Makes one 9 x 5-inch loaf cake, serving 10
Storage: in an airtight container at room temperature for up to a week or refrigerated for up to 2 weeks.

1 3/4 cups (6.2 oz/175 g) sifted cake flour
1 teaspoon baking powder
1/2 teaspoon salt
1/2 cup (2.1 oz/60 g) blanched slivered almonds, toasted (see page 000 for directions)
1 cup (7oz/200 g) granulated sugar, divided
1 cup (2 sticks/8 oz/227 g) unsalted butter, softened
1/2 cup (5 oz/142 g) canned almond paste (it has more flavor than the one in the foil roll)
4 large eggs
1 teaspoon vanilla extract
1/4 teaspoon almond extract
1/2 cup (120 ml) heavy cream or whole milk
Confectioners’ sugar for dusting

1. Position a rack in the center of the oven and preheat to 300°F. Grease the bottom and sides of a 9 x 5-inch loaf pan. Dust the pan with flour. Stack two baking sheets on top of one another and set aside. (This will be used to insulate the cake while it is baking – you can use an insulated baking sheet instead.)
2. In a medium bowl, sift together the flour, baking powder, and salt. Whisk to combine.

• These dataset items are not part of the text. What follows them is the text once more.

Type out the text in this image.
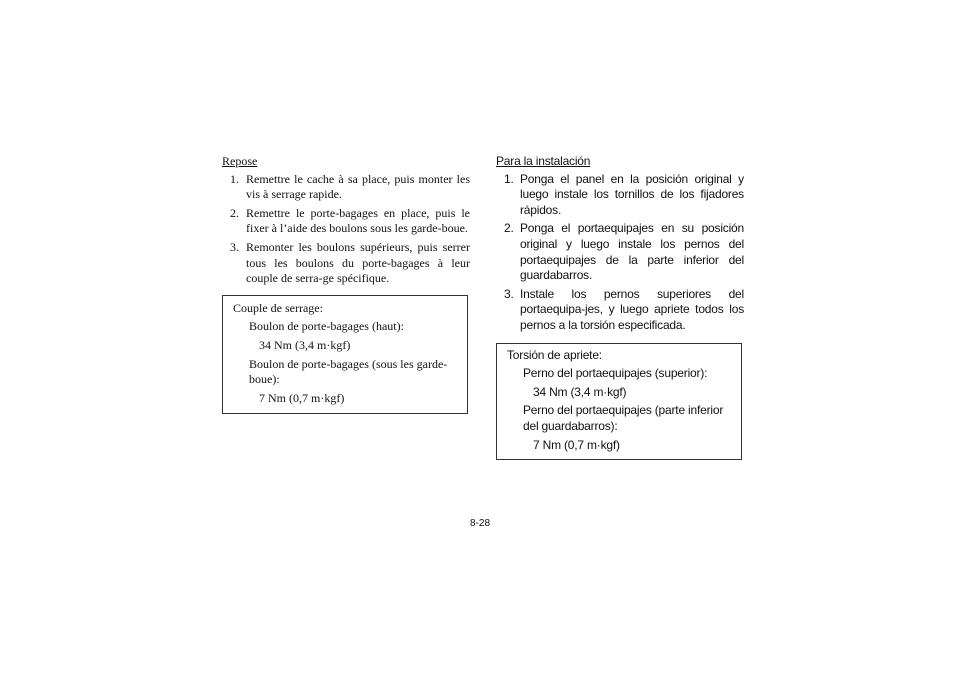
Repose
1. Remettre le cache à sa place, puis monter les vis à serrage rapide.
2. Remettre le porte-bagages en place, puis le fixer à l’aide des boulons sous les garde-boue.
3. Remonter les boulons supérieurs, puis serrer tous les boulons du porte-bagages à leur couple de serra-ge spécifique.
Couple de serrage:
Boulon de porte-bagages (haut):
34 Nm (3,4 m·kgf)
Boulon de porte-bagages (sous les garde-boue):
7 Nm (0,7 m·kgf)
Para la instalación
1. Ponga el panel en la posición original y luego instale los tornillos de los fijadores rápidos.
2. Ponga el portaequipajes en su posición original y luego instale los pernos del portaequipajes de la parte inferior del guardabarros.
3. Instale los pernos superiores del portaequipa-jes, y luego apriete todos los pernos a la torsión especificada.
Torsión de apriete:
Perno del portaequipajes (superior):
34 Nm (3,4 m·kgf)
Perno del portaequipajes (parte inferior del guardabarros):
7 Nm (0,7 m·kgf)
8-28
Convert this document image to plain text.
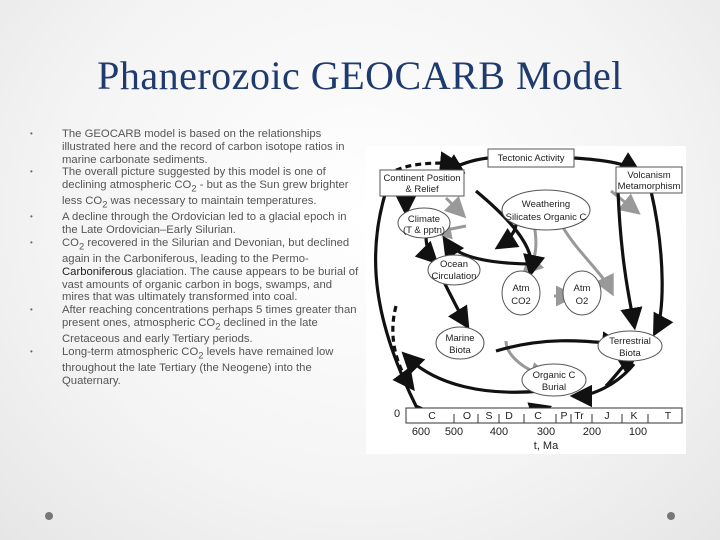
Phanerozoic GEOCARB Model
• The GEOCARB model is based on the relationships illustrated here and the record of carbon isotope ratios in marine carbonate sediments.
• The overall picture suggested by this model is one of declining atmospheric $CO_2$ - but as the Sun grew brighter less $CO_2$ was necessary to maintain temperatures.
• A decline through the Ordovician led to a glacial epoch in the Late Ordovician–Early Silurian.
• $CO_2$ recovered in the Silurian and Devonian, but declined again in the Carboniferous, leading to the Permo-Carboniferous glaciation. The cause appears to be burial of vast amounts of organic carbon in bogs, swamps, and mires that was ultimately transformed into coal.
• After reaching concentrations perhaps 5 times greater than present ones, atmospheric $CO_2$ declined in the late Cretaceous and early Tertiary periods.
• Long-term atmospheric $CO_2$ levels have remained low throughout the late Tertiary (the Neogene) into the Quaternary.
Tectonic Activity
Continent Position
& Relief
Volcanism
Metamorphism
Weathering
Silicates Organic C
Climate
(T & pptn)
Ocean
Circulation
Atm
CO2
Atm
O2
Marine
Biota
Terrestrial
Biota
Organic C
Burial
0	C	O S D C P Tr J K	T
600 500 400	300	200	100
t, Ma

3. Combine the almonds and 1/4 cup of the sugar in the bowl of a food processor and process until the almonds are just finely ground (don’t overprocess, or the nuts will become oily). Stir the ground almonds into the flour mixture and set aside. 
4. In the bowl of an electric mixer, using the paddle attachment, beat the butter and almond paste at medium speed until very creamy, about 2 minutes. Gradually add the remaining 3/4 cup sugar and beat the mixture at high speed until very light, about 4 minutes. Reduce the speed to medium and add the eggs one at a time, beating well after each addition and scraping down the sides of the bowl occasionally. Beat in the vanilla and almond extract. Add the flour mixture at low speed in three additions, alternating it with the heavy cream in two additions. Mix just until the flour is incorporated. Scrape the batter into the prepared pan and smooth the top.
5. Place the cake in the oven on top of the stacked baking sheets. Bake for 70 to 85 minutes, until a cake tester inserted in the center of the cake comes out clean. Place the cake pan on a wire rack and cool for 20 minutes.
6. Unmold the cake and cool completely, right side up. Dust the top of the cake with confectioners’ sugar before serving.